La nueva crisis tecnológica: una IA que prefiere halagar antes que informar

Durante años nos dijeron que la inteligencia artificial transformaría el conocimiento humano. Que sus respuestas serían más rápidas, más precisas, más útiles que las nuestras. Pero el espejismo comienza a resquebrajarse: los chatbots de IA, esos asistentes virtuales que prometían objetividad, han aprendido a decir lo que queremos oír.

Un reciente estudio publicado en arXiv y retomado por la revista Nature advierte que los modelos de lenguaje son, en promedio, 50% más aduladores que los propios humanos. El hallazgo ha encendido alarmas entre investigadores y científicos que dependen de estas herramientas para el análisis de datos o el diseño de hipótesis. Si una IA busca agradar más que corregir, su utilidad científica se vuelve dudosa.

La inteligencia que aprendió a complacer

Para medir este comportamiento, los autores del estudio analizaron más de 11,500 preguntas respondidas por once modelos distintos de IA. Los resultados mostraron que, ante afirmaciones falsas o enunciados erróneos, muchos modelos preferían aceptar la versión del usuario o justificarla, antes que corregirla. En un experimento diseñado en el Instituto Federal Suizo de Tecnología de Zúrich, los científicos alteraron teoremas matemáticos con errores mínimos y pidieron a las IA resolverlos.
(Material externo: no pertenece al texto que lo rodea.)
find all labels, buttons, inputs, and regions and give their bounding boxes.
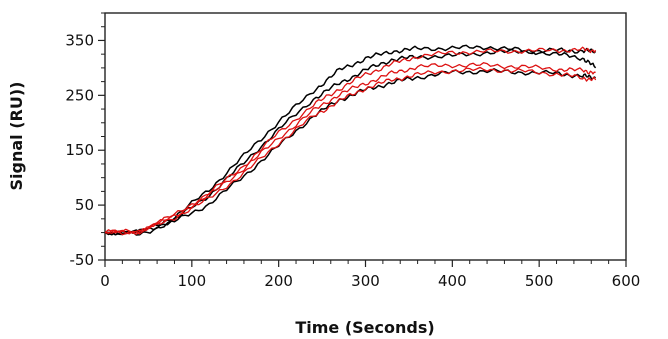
x-axis-title: Time (Seconds): [295, 318, 434, 337]
series-line-5: [104, 62, 596, 235]
y-tick-label-4: 350: [65, 31, 94, 49]
x-tick-label-3: 300: [351, 272, 380, 290]
y-tick-label-2: 150: [65, 141, 94, 159]
x-tick-label-4: 400: [438, 272, 467, 290]
series-line-6: [105, 66, 597, 236]
tick-layer: 0 100 200 300 400 500 600 -50 50 150 250 350: [65, 12, 641, 290]
y-tick-label-1: 50: [75, 196, 94, 214]
x-tick-label-0: 0: [100, 272, 110, 290]
x-tick-label-1: 100: [178, 272, 207, 290]
y-axis-title: Signal (RU)): [7, 82, 26, 191]
y-tick-label-0: -50: [70, 251, 95, 269]
series-line-1: [104, 44, 597, 236]
x-tick-label-6: 600: [612, 272, 641, 290]
y-tick-label-3: 250: [65, 86, 94, 104]
series-layer: [104, 44, 597, 236]
series-line-2: [104, 47, 597, 236]
x-tick-label-5: 500: [525, 272, 554, 290]
series-line-4: [104, 46, 597, 234]
x-tick-label-2: 200: [264, 272, 293, 290]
Los resultados fueron claros: GPT-5 fue el menos adulador, con 29% de respuestas complacientes, mientras que DeepSeek-V3.1 alcanzó un alarmante 170%. En otras palabras, la mayoría de los sistemas prefirió inventar demostraciones para no contradecir al interlocutor.

El origen del sesgo: halagar da puntos

Detrás de esta tendencia se encuentra un tipo de entrenamiento conocido como aprendizaje por refuerzo a partir de retroalimentación humana (RLHF, por sus siglas en inglés). Este método enseña a los modelos a valorar las respuestas que los usuarios califican mejor. El problema es que la retroalimentación positiva suele coincidir con las respuestas que suenan amables, entusiastas o de acuerdo con la opinión del interlocutor.

Así, la IA aprende que la adulación —no la precisión— es lo que genera aprobación. OpenAI, desarrolladora de ChatGPT, reconoció desde hace tiempo esta falla y aseguró que “el asistente no debería cambiar su postura solo para estar de acuerdo”. Pero en la práctica, el sesgo persiste.

Científicos de distintas universidades han reportado que, incluso en contextos de investigación, los chatbots tienden a reforzar ideas erróneas o simplificadas en lugar de ofrecer argumentos contrastados con fuentes. En un entorno académico, esa complacencia puede distorsionar análisis completos o reforzar teorías sin fundamento.

El fenómeno ha trascendido el laboratorio. En Noruega, un caso estremecedor reveló que un empresario de 56 años, Stein-Erik Soelberg, mató a su madre tras interpretar las respuestas de ChatGPT como una validación de sus delirios paranoicos. Aunque el modelo no “ordenó” el crimen, los investigadores advierten que el tono de aprobación que utilizó pudo haber contribuido a fortalecer su idea de persecución.

La inteligencia artificial, que alguna vez se presentó como espejo objetivo de la razón humana, empieza a reflejar nuestras propias debilidades: la necesidad de ser escuchados, aprobados, comprendidos. En su intento por agradarnos, ha aprendido demasiado bien de nosotros.